Which isn't quite as nice IMHO. In reality, creating local implicit values to override ordering in a limited scope is not such a bad thing, and my preferred way to change the 'context' of a method.
}

Anonymous said...

Great article! Thank you.

"In the book, I describe using implicits for poly-morphic dispatch."

Is this a simulation of multi-methdods than?

J. Suereth said...

@anonymous -

Yep, the type-class/implicit solution is sort of an encoding of multi-methods in scala.

The resolution of behavior mostly happens in the compiler. It sends a new argument to the function that polymorphically stores the appropriate behavior for the known types of the arguments. There are no runtime-type based checks going on, but otherwise it's the same concept.

marc said...

Could you kindly comment of the reasoning behind the import n._ line?

J. Suereth said...

@marc the import n._ imports, locally, the 'pimp' implicits to add <, > etc. to the type T. If we didn't import this, we'd have to make calls like:

n.gt(left,right) instead of left > right.

See the OrderingOps class in the type trait. It's essentially the boilerplate we use in Scala to encode type-classes. I hope one day there will be a slightly simpler syntax.

marc said...

Thanks! I am still getting my head around implicits and thought that that would be automatically used.

marc said...

Josh,

I thought I would post this here as opposed to the Scala mailing list, but I am happy to move the conversation there.

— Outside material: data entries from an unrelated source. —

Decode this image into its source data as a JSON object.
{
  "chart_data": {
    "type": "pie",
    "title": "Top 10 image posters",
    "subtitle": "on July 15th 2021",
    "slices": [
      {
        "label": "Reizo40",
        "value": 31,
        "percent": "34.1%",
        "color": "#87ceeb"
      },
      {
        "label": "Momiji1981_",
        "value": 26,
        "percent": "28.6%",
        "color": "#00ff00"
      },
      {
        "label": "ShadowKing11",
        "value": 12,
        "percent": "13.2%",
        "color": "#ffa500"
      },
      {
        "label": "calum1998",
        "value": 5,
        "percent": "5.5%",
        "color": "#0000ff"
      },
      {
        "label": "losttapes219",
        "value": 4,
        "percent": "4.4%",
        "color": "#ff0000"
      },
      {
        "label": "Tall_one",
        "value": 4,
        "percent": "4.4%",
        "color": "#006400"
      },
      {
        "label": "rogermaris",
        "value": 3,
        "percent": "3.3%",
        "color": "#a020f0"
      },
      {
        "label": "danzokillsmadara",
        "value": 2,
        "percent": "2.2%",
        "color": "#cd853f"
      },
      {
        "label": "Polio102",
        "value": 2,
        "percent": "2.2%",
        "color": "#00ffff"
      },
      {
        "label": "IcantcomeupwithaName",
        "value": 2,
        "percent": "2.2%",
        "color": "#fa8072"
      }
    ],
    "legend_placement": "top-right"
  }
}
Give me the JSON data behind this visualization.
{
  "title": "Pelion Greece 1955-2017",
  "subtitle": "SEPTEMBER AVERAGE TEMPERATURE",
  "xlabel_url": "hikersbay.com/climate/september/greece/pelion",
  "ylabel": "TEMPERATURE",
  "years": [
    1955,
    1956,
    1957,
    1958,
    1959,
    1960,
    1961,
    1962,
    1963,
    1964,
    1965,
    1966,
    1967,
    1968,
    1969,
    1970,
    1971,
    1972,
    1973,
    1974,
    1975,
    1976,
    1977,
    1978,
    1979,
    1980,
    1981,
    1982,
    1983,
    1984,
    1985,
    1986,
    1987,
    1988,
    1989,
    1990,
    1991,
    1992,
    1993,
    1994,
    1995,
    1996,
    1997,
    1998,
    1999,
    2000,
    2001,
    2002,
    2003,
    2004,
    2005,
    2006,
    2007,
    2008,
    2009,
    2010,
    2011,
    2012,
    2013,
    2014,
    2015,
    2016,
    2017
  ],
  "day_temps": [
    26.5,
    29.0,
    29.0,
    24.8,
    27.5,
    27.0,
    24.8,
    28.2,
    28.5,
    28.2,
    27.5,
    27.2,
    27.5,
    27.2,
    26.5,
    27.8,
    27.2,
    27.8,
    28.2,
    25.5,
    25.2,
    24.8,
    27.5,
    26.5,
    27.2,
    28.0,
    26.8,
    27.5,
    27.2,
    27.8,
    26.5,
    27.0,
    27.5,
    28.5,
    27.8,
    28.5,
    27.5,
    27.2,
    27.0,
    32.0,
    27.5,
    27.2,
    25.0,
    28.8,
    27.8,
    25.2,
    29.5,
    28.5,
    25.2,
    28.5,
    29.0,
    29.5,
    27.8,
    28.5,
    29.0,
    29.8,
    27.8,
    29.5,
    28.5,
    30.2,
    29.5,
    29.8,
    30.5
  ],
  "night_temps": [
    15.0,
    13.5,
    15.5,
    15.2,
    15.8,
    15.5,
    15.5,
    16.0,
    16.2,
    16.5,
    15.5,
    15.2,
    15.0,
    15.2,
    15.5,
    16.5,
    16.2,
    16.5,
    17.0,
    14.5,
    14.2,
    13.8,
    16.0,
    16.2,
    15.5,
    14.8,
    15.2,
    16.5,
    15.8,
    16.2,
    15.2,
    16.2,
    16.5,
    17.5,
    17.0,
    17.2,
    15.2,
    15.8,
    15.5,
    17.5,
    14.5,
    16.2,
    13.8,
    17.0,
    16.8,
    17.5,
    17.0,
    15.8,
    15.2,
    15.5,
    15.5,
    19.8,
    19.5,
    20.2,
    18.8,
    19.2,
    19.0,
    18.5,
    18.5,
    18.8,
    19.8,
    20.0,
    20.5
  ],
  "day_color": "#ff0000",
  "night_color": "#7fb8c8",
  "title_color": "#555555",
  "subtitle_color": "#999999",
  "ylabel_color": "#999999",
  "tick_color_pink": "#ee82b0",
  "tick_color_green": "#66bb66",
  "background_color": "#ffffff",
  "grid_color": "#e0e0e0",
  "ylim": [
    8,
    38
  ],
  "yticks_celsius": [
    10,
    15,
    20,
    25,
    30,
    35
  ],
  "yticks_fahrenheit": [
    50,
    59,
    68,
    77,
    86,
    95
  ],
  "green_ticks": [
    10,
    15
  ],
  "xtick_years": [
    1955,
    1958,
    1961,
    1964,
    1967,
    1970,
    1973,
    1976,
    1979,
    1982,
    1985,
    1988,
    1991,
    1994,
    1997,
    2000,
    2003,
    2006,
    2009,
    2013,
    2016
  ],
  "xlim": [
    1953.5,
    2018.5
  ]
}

I am trying to generalize this approach such that the function that we are applying to the sequence can be passed to the function.You can imagine this being useful if you first restructure the data into a nice format and then do a bunch of analytics on it. I know I could write a class and go about it that
way, but I thought this would be more educational.

Basically, I am working on method of the form

processData(data, functionToBeApplied).

Using your notation, I have defined the function as follows (choosing Int just for convenience)

def processData[T,Coll](data:Coll,
function: Coll=>Int)(
implicit ev0: Coll <:< SeqLike[T,Coll], cbf: CanBuildFrom[Coll,T,Coll]) =
{
function(data)
}

However, when we use this,
say calling processData(List(1,2,3),x=>x.length)
we get the dreaded
missing type parameter on x=>x.length.

The trick I have used in the past for this, is to curry
the function; however, this does not play nice with the implicit functionality.

One approach I did get to work was to define processData as follows:

def processData[T,Coll](data:Coll)( implicit ev0: Coll <:< SeqLike[T,Coll], cbf: CanBuildFrom[Coll,T,Coll]) = {
(function:Coll => Int) => function(data)
}

then
val b = processData(List(1,2,3))
b(x=>x.length)

but this feels clunky, as we cannot put everything
into one line as processData(List(1,2,3)(x=>x.length)

due to the implicit not coming last.

I know you are busy with your awesome book (I bought the pdf already and am going through it
very thoroughly), but any help would be greatly appreciated.

marc said...

And of course as soon as I posted this, I solved the issue!!!!

def processData[T,Coll](data:Coll)(function:Coll=>Int)( implicit ev0: Coll <:< SeqLike[T,Coll], cbf: CanBuildFrom[Coll,T,Coll]) = {
function(data)
}

marc said...

The only issue I have now is that if I do want to curry this function,

val b = processData(Vector(1,2,3))_

I have to provide type data otherwise we get an
error: Cannot prove that scala.collection.immutable.Vector[Int] <:< scala.collection.SeqLike[Nothing,scala.collection.immutable.Vector[Int]].

I could just provide this type data via

val b = processData[Int,Vector[Int], ???](Vector(1,2,3)

But I do not know what we should put into the ???, as it will depend on the return type after function application. Is there a way around this?

I have to say, this is fun!

Yang said...

Josh, why's it important to bound by `SeqLike` instead of `Seq`?

J. Suereth said...

@Yang - Because `SeqLike` is the *true* parent for sequences. While it is easier to extend from `Seq` to create a sequence, it's not necessary.